# Proyecto:  kedo blackfin audio codec



## eduardo.bonilla (May 12, 2006)

Hola a todos,

Queria aprovechar la oportunidad para anunciar la liberación de la versión ALFA del proyecto:  KEDO blackfin audio codec Rev 0.3.

Puedes bajar el repositorio de documentos de la siguiente liga:
http://www.kedo.com.mx/modules/wfdownloads/singlefile.php?cid=3&lid=3

El KEDO Blackfin Audio Codec es un codificador de señales de audio diseñado para
la tarjeta Blackfin Stamp 537 (ADDS-BF537-STAMP). Cuenta con las siguientes
características:

(a) Bajo consumo de potencia
(b) Dos entradas de audio mono, o una entrada estéreo.
(c) Dos salidas de audio mono o una salida estéreo.
(d) Frecuencias de muestreo de 8 a 100kHz
(e) Filtro pasa altas de entrada para eliminar la señal de Voltaje directo.
(f) La entrada puede ser de hasta 1V (RMS)
(g) Separación de las etapas de alimentación de potencia de las entradas y las salidas
(h) Basado en el circuito integrado de bajo costo UDA1345TS.
(i) Conectado directamente al SPORT del Blackfin por lo que no requiere de
alimentación independiente

El proyecto está en fase ALFA, se ha terminado el diseño de las especificaciones, el diagrama esquemático y la tablilla electrónica.   Se va a proceder a la fabricación de los prototipos y esperamos que en unos 15 días se empieze a probar el diseño e implementar el software para la tarjeta Balckfin STAMP BF-537.

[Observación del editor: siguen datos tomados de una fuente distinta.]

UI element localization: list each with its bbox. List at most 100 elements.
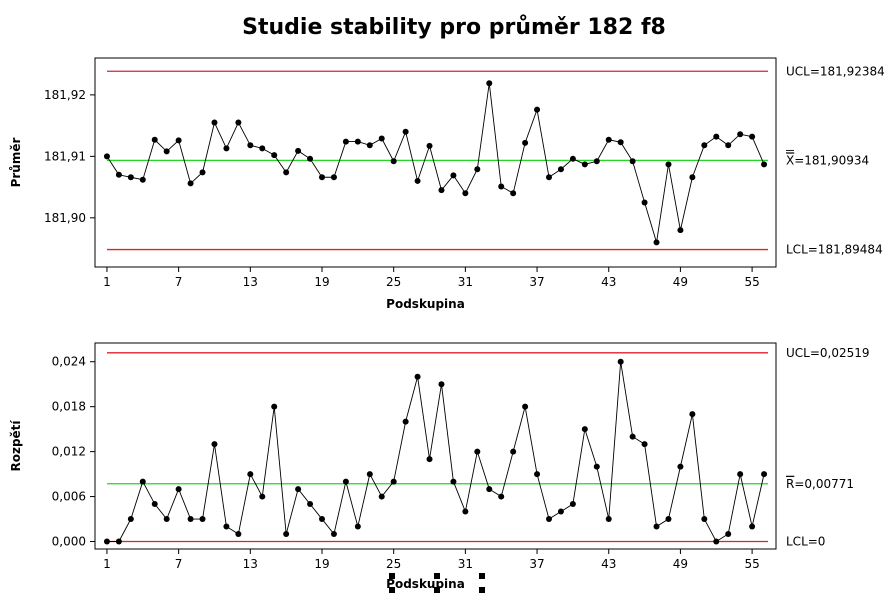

Éste proyecto es "Open System Hardware" o diseño electrónico libre bajo la licencia GPL con la intención de que sea de utilidad para la comunidad electrónica, por lo que puedes utilizar, modificar o corregir las especificaciones, diagramas o diseño de la tablilla sin tener que pagar nada.   No nos hacemos responsable por el funcionamiento incorrecto u algúna defecto en el mismo, para mejores detalles puedes leer bajo los términos de la licencia GPL.

Espero les sirva la información liberada para aprender más sobre los codificadores de audio.

Saludos,


----------